Core group administration considerations

Core group configuration information is stored in a CoreGroup configuration object that is backed by a coregroup.xml document. Process-specific configuration information for each core group member is stored in a HAManagerService configuration object that is backed by a hamanagerservice.xml document.

The coregroup.xml document is a cell-scoped document. The master copy of this document is stored in the configuration repository for the deployment manager. A copy of this document is stored on every node in the cell. The coregroup.xml document includes the following configuration information:

  • The list of core group members
  • The high availability policies for the core group
  • The core group coordinator configuration information
  • The core group transport configuration information, including memory buffer size settings
  • Discovery and failure detection protocol configuration settings

The core group member process-specific configuration information stored in the hamanagerservice.xml document includes:

  • Whether the high availability manager is enabled.
  • The name of the core group to which the member belongs.
  • How frequently the high availability manager checks the health of highly available singletons running on the member, if a length of time is in effect for this function.

Core group configuration document

For transitioning users: Prior to Version 6.1.0.27, every core group must contain at least one administrative process. In this version of the product an administrative process is only required if one of the following conditions exist:
  • Your core group only contains members of one cluster.
  • You are running in a mixed cell environment. In a mixed cell environment, every core group that contains any Version 6.x members must also contain an administrative process.

The master copy of the core group configuration document is directly modified when direct attributes, such as the coordinator configuration, are modified. The master copy of the core group configuration document is implicitly modified when a server is created or deleted, or a node is added or removed. In either case, the list of core group members is updated to reflect which processes are added or removed.

The set of core group members for which the View Synchrony Protocol is established is commonly referred to as a view. Whenever a view is installed, one of the core group members is elected to send its current configuration to all other members of the view. This processing ensures that all members of the view are running with a consistent core group configuration. This processing also means that inconsistencies in a high availability policy or coordinator configuration are tolerated. However, inconsistencies in the list of core group members or the core group transport are not tolerated.
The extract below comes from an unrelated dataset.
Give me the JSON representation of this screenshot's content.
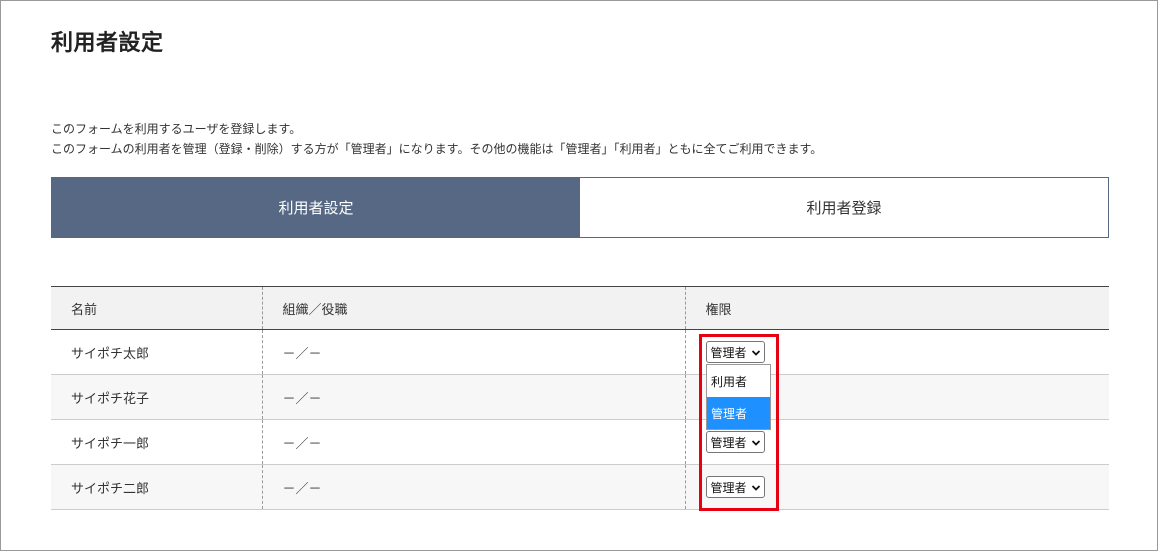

If you modify a list of core group members, do not start a member of that core group until you are sure that the change is fully synchronized to all nodes in the cell. If a node agent is down when the configuration change is made, you must manually synchronize the configuration change before any processes are started on that node. If you do not manually synchronize the change, the process that is starting cannot establish the View Synchrony Protocol with the other core group members because when a core group member starts, it reads the core group configuration information from the repository on the local node. It then opens connections to other core group members and attempts to establish the View Synchrony Protocol with them. If the local copy of the coregroup.xml document is not synchronized with the master core group configuration document, problems occur. For example, if the running processes dynamically reloaded the updated configuration, the configuration for the process that just started is out of sync with the configurations of the other core group members. If the update changed the list of core group members, the list is now inconsistent across the nodes in the cell, and any attempt to establish view synchrony fails because of these inconsistent member lists. When this condition is detected, an error message similar to the following message is logged:

DCSV8022I: DCS Stack {0} at Member {1}: Inconsistency of configured defined set 
with that of another member. Inconsistent member is {2}. The list of members only
in the local defined set is {3}, whereas the list of members only in the defined 
set at the inconsistent member is {4}.

When a process detects an inconsistent core group membership condition, the process attempts to reread the core group configuration several times. It is possible that the configuration document is in the process of being synchronized to the node. In such a case, rereading the configuration document can resolve the inconsistency. However, if the process can not resolve the inconsistency after trying to reread the configuration several times, the process stops trying to resolve the inconsistency. To recover from this situation, you must resynchronize the configuration and restart the process.

Core group process-specific configuration document

Unlike the cell-scoped core group configuration information that is contained in the coregroup.xml document, the process-specific configuration information for each core group member that is contained in the hamanagerservice.xml document cannot be dynamically reloaded. You must restart a process before core group process-specific configuration changes go into affect.